Thursday, April 15, 2010

The day after the Boston Tea Party Express: Questions I wished I had asked

I spent yesterday wandering around the Tea Party Express when it was in Boston, and now after a good night's sleep I have a few more questions and comments. It's kind of like when someone insults you, and it's only later you think to yourself, "Why, I shoulda said..." I guess I'm just slow. And I guess my journalistic skills are kind of rusty.

Anyway, you can check out what I would have asked here. My contract with Gather stipulates that all content is theirs, and theirs alone. I keep saying, I'm a word whore. I will write anything for money, and I'll pretty much sell my soul for it.
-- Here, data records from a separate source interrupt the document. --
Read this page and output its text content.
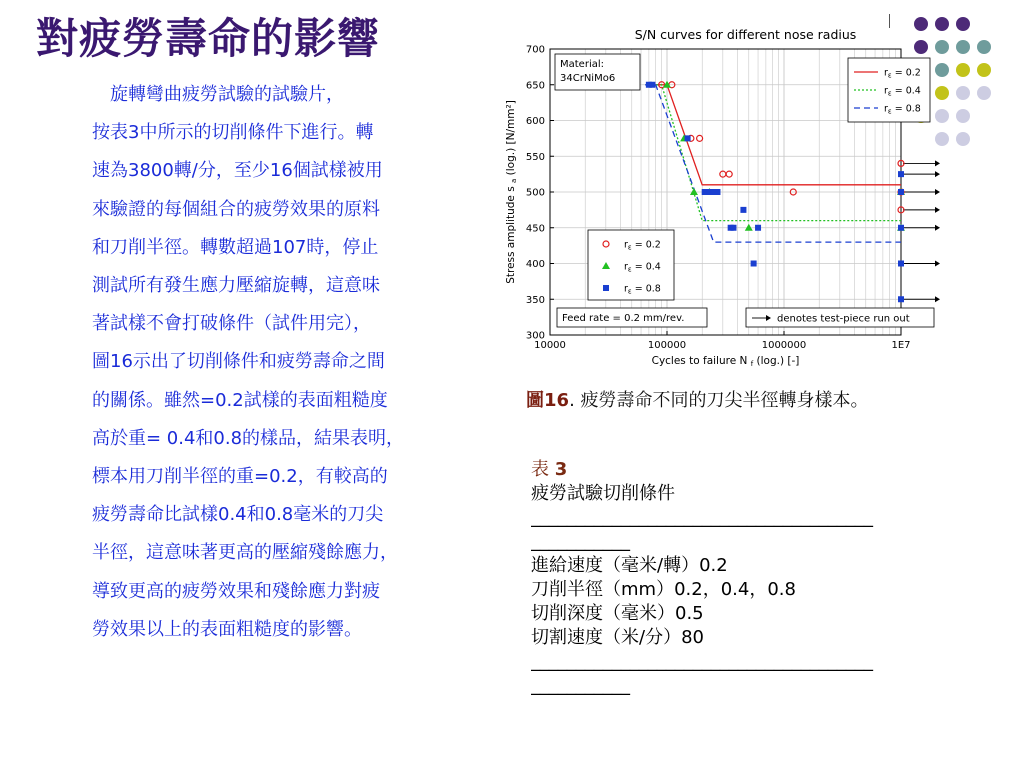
對疲勞壽命的影響

旋轉彎曲疲勞試驗的試驗片，

按表3中所示的切削條件下進行。轉

速為3800轉/分，至少16個試樣被用

來驗證的每個組合的疲勞效果的原料

和刀削半徑。轉數超過107時，停止

測試所有發生應力壓縮旋轉，這意味

著試樣不會打破條件（試件用完），

圖16示出了切削條件和疲勞壽命之間

的關係。雖然=0.2試樣的表面粗糙度

高於重= 0.4和0.8的樣品，結果表明，

標本用刀削半徑的重=0.2，有較高的

疲勞壽命比試樣0.4和0.8毫米的刀尖

半徑，這意味著更高的壓縮殘餘應力，

導致更高的疲勞效果和殘餘應力對疲

勞效果以上的表面粗糙度的影響。

300
350
400
450
500
550
600
650
700
10000	100000	1000000	1E7
S/N curves for different nose radius
Cycles to failure N f (log.) [-]
Stress amplitude s a (log.) [N/mm²]
Material:
34CrNiMo6	$r_\varepsilon = 0.2$
$r_\varepsilon = 0.4$
$r_\varepsilon = 0.8$
$r_\varepsilon = 0.2$
$r_\varepsilon = 0.4$
$r_\varepsilon = 0.8$
Feed rate = 0.2 mm/rev.	denotes test-piece run out
圖16. 疲勞壽命不同的刀尖半徑轉身樣本。
表 3
疲勞試驗切削條件
______________________________________
___________
進給速度（毫米/轉）0.2
刀削半徑（mm）0.2，0.4，0.8
切削深度（毫米）0.5
切割速度（米/分）80
______________________________________
___________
Thanks for being a reader.

Wednesday, April 14, 2010

Sarah Palin and the Tea Party Express in Boston: The Good, the Bad, and the just plain weird

I've been blogging more and more over at Well, wouldn't you if you got paid?

Today, the Tea Party Express roared? rolled? puttered into Boston with Sarah Palin as the keynote speaker. I couldn't resist. I had to see what all the fuss was about.

So your intrepid new media reporter (that's how I described myself to the Palin press person; you should have seen the look on his face. (Well, I didn't want to be described as MSM, with what Ms. Palin always has to say about the media.)

Anyway, here's the story. And if you feel like it, join Gather. I get paid when someone joins because of something I wrote. Not a lot, so don't come running with your hand out. I mean, this is the new media. Can you say click?

Tuesday, April 6, 2010

Bike Against the Wind: A buddy's journey across the United States

This past Sunday, April 4, twenty-ten, Easter Sunday, Mark Vashro dunked the wheels of his bike in the Atlantic Ocean (well, it was really Boston Harbor right at Columbus Park in Boston) and set off to ride 4,000 miles across the United States. He's calling his journey, Bike Against the Wind and you can read all about it here.

I met Mark last fall at the Apollinaire Theatre in Chelsea while performing in The Wonderful World of Dissocia. It wasn't the greatest theatrical experience of my career, but meeting Mark was definitely one of the high points. He is a smart, intelligent, friendly, inquisitive person who is also a really nice guy to boot. Must be his Idaho upbringing. He and I would sit in the dressing room and talk about the world, and he and I kind of saw things in the same light, that what's currently happening in the the United States and the world at large is probably a long time coming, and in a certain regards it might even be for the better. Without getting into the philosophical details, I'll just leave it at that. Right now you either know what I'm saying or we're going to get into a big argument.

But eventually he told me about this trip--bicycling across the United States. I've known plenty of people who have wanted to do this. I know a few people who have through-hiked the Appalachian Trail. I know a few people who have gone on extended bike trips. Long-distance bike travel is not news to me.

But what was news to me was his reason.

He said he wanted to see for himself what was going on out there in the country. He wanted to talk to people and see why and how they ended up where they were. And if I remember correctly, he wanted to see how he fitted in to all this.

And he wants your story too. He's looking for content (I think it's just videos, though) about how you ended up where you live.

He's a filmmaker, so his bike helmet is fitted with this cool little rack for this cool little HD camera he has. And of course, it's the 21st century so he's updating his site, and you can follow him on Twitter and Facebook.

As a social writer for, I spend an inordinate amount of time surfing the Web looking for stories and keeping up on the news and current events. I really enjoy it, but it can get kind of depressing at times. Human beings do the weirdest, most illogical things at times. And as we all know, many times they are simply mean and destructive.

The thing is, there are a lot of really good things happening in this world. Uplifting, positive things that can restore our faith in human nature and hopefully ensure this world will hang on for a few more generations. I think Bike Against the Wind is one of those things.